From 2010 through 2014, while a state employee, Ford owned and operated a private clinical practice. During this time period, Ford utilized state resources, including his state-issued computer and state-provided e-mail account, in order to conduct his private business.
Additionally, the investigation revealed that Ford also used another state employee to perform tasks related to his private practice, while using state resources on state time and being paid by the state.
Under Section 1-84 (c) of the Code of Ethics, a public official or state employee is prohibited from using state resources to obtain personal financial gain. Ford also violated Section 1-84 (b) which prohibits a public official or state employee from accepting outside employment that will impair his independence of judgment as to his official duties or employment. On several occasions, Ford performed psychological evaluations in his private capacity on individuals who were, at the same time, clients of DMHAS. His private evaluation of DMHAS clients had a clear possibility of affecting the DMHAS clients’ access to state funds and services, thereby impairing his judgment as to his state responsibilities.
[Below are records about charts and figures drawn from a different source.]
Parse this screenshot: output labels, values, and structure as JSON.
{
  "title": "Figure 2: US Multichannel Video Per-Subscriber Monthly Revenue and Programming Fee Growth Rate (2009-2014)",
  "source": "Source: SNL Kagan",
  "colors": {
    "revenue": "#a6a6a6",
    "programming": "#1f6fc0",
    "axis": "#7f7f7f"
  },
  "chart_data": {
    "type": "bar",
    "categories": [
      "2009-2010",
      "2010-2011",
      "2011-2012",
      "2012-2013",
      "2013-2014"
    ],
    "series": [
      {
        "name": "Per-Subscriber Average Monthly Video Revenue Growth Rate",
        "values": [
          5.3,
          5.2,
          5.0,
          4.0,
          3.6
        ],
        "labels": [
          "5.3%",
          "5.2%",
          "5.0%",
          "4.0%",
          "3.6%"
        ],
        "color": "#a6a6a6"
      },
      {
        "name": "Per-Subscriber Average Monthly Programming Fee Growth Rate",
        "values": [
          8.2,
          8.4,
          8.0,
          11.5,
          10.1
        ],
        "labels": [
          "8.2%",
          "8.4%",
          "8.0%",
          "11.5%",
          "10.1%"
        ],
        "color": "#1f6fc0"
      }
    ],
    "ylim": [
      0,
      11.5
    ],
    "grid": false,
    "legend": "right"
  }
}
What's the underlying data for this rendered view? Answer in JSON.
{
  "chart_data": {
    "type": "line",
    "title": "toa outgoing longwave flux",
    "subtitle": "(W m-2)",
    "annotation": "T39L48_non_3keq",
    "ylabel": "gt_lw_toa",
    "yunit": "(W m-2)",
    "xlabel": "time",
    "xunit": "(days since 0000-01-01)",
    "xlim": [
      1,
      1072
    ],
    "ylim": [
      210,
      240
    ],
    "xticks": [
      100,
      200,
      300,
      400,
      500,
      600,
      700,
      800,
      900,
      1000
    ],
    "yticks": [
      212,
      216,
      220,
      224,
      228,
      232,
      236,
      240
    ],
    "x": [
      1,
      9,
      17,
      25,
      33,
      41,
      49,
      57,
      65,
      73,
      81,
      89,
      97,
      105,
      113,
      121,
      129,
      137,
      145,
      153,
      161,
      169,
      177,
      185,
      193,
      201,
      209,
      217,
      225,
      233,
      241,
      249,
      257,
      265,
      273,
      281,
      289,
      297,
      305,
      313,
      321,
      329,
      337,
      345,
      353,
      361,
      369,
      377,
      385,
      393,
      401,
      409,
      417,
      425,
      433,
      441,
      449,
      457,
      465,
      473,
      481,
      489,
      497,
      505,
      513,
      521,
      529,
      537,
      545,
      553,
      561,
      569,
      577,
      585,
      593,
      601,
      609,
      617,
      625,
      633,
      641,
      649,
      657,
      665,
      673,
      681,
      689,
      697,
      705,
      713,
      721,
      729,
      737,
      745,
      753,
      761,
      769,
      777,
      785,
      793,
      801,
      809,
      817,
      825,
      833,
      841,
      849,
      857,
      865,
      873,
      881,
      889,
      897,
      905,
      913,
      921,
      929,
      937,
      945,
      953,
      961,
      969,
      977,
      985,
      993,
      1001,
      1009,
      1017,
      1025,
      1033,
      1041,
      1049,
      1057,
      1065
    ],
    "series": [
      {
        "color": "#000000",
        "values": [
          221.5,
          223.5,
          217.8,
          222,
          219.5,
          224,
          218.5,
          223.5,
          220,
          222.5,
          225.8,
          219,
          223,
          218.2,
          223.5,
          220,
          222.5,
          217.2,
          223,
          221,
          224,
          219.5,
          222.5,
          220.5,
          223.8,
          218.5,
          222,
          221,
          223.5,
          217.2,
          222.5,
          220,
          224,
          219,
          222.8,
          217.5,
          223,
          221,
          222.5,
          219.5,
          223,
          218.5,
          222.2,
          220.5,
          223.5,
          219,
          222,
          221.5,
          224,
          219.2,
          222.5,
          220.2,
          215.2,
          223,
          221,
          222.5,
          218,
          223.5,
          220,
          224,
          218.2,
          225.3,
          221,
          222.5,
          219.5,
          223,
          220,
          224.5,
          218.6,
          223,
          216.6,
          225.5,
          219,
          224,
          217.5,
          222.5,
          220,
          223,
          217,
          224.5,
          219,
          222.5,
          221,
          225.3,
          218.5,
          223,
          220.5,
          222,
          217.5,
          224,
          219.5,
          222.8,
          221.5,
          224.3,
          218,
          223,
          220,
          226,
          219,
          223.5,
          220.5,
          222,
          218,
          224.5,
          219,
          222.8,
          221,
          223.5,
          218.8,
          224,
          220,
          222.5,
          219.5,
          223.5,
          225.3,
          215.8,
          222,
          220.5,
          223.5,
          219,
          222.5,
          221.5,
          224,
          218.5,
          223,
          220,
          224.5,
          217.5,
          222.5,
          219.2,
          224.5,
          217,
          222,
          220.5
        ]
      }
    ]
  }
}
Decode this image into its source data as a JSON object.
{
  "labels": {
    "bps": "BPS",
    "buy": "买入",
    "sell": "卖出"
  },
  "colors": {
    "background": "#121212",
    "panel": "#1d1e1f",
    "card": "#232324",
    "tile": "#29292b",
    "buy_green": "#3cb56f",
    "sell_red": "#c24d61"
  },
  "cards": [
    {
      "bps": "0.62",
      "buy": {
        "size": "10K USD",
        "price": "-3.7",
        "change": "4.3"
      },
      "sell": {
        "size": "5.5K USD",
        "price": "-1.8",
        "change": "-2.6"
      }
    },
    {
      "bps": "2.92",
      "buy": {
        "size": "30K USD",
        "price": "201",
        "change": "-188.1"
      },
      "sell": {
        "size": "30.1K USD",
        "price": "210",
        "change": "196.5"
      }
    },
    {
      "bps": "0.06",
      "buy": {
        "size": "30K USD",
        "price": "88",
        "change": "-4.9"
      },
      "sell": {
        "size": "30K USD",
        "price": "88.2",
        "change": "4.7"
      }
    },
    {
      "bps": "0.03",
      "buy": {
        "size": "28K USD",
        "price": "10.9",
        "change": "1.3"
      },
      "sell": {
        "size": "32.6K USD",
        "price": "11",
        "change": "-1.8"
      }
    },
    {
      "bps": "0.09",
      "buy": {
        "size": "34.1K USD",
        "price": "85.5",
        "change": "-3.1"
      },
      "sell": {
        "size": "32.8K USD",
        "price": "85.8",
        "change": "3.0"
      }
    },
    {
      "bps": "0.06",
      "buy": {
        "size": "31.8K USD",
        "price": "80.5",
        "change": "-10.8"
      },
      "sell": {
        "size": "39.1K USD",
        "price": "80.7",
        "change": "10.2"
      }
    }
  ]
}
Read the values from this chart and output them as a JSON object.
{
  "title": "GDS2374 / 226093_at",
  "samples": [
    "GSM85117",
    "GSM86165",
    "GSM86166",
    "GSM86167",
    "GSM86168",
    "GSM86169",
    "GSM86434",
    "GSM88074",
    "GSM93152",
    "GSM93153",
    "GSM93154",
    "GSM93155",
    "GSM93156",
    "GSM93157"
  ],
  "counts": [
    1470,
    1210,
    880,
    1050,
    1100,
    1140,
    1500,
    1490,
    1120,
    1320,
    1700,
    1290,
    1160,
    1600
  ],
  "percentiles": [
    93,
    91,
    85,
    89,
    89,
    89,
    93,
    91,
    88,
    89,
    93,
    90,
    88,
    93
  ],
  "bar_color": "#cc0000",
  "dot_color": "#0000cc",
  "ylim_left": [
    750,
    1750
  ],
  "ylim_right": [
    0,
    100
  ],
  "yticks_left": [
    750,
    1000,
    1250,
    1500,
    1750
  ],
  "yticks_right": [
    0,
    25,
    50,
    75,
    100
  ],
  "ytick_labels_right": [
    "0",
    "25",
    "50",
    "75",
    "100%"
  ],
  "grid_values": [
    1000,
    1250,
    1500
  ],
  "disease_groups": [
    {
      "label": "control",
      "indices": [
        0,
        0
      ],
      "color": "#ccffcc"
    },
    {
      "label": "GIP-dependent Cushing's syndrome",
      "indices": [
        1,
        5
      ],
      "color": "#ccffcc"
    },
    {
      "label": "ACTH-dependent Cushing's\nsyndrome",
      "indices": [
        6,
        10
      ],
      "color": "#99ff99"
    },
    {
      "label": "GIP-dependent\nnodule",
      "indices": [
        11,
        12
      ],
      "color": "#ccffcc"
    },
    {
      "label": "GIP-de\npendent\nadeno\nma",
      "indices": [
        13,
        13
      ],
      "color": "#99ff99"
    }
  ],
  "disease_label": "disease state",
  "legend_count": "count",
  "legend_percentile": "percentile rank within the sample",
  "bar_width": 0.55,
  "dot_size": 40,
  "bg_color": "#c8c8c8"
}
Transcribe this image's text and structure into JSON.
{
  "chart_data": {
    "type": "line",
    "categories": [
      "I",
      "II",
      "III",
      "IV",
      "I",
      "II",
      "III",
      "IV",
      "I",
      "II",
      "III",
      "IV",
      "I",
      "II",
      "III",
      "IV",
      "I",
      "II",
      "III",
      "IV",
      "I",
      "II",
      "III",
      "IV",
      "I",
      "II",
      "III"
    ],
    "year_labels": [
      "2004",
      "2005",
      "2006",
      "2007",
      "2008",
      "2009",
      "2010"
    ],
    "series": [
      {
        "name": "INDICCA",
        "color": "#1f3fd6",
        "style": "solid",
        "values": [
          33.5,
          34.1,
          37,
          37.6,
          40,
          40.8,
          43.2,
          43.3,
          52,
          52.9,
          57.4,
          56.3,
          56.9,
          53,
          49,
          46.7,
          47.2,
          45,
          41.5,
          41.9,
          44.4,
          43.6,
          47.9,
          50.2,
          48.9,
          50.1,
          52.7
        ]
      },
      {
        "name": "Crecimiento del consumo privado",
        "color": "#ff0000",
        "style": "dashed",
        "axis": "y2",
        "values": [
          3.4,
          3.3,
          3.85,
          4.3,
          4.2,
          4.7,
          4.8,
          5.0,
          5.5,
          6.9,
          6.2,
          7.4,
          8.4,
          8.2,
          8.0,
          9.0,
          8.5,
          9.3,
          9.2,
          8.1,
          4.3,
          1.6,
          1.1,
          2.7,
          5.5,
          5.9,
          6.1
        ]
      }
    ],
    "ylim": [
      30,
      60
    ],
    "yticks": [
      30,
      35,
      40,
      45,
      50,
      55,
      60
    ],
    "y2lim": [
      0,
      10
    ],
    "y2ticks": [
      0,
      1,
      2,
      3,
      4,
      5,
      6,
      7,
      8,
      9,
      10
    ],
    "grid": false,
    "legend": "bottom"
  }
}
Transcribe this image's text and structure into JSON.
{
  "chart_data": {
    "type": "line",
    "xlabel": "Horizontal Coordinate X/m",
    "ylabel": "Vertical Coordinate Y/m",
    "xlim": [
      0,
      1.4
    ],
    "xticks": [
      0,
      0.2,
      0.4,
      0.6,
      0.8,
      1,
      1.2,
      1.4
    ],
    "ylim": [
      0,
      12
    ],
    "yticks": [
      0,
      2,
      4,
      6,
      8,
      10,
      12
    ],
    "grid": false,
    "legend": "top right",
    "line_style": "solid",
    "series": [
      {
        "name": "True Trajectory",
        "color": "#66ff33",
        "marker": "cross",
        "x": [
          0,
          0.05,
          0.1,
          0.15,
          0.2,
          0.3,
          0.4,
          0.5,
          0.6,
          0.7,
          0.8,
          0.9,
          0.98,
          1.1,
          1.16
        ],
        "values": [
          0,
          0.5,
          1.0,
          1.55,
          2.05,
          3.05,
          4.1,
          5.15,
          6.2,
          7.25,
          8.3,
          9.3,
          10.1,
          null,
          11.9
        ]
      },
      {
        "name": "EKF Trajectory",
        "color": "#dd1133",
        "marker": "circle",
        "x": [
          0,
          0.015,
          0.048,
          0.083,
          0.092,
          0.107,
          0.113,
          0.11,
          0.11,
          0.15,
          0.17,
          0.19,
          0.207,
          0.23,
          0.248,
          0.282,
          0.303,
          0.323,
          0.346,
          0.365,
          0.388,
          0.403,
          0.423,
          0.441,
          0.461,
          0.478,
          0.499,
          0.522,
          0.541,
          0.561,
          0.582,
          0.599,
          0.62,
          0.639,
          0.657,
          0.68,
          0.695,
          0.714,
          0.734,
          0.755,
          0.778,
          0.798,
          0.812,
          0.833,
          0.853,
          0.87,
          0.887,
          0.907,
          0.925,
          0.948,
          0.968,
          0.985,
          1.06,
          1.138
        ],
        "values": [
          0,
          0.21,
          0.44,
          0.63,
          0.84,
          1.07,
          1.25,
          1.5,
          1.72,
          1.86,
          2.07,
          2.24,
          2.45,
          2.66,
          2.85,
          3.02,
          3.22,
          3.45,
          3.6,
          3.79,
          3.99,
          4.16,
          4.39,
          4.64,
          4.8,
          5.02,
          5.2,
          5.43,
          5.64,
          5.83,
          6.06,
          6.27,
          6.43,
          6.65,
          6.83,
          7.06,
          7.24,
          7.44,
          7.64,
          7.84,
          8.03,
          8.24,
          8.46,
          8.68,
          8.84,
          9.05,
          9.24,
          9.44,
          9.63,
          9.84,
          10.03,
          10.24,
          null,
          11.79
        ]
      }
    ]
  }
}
In addition, Ford falsely approved time sheets for a DMHAS employee whom he directed to work on private clinical practice tasks during state time.
“State employees, particularly those in leadership positions, who turn their offices into private, for-profit businesses will face significant penalties,” said Executive Director Carol Carson. “The Office of State Ethics has resolved a number of matters involving use of state resources for private businesses. The pervasive nature of this activity makes it particularly egregious because of the impact it has on the state’s budget.”
Ford lost his state position through a separate but related personnel action.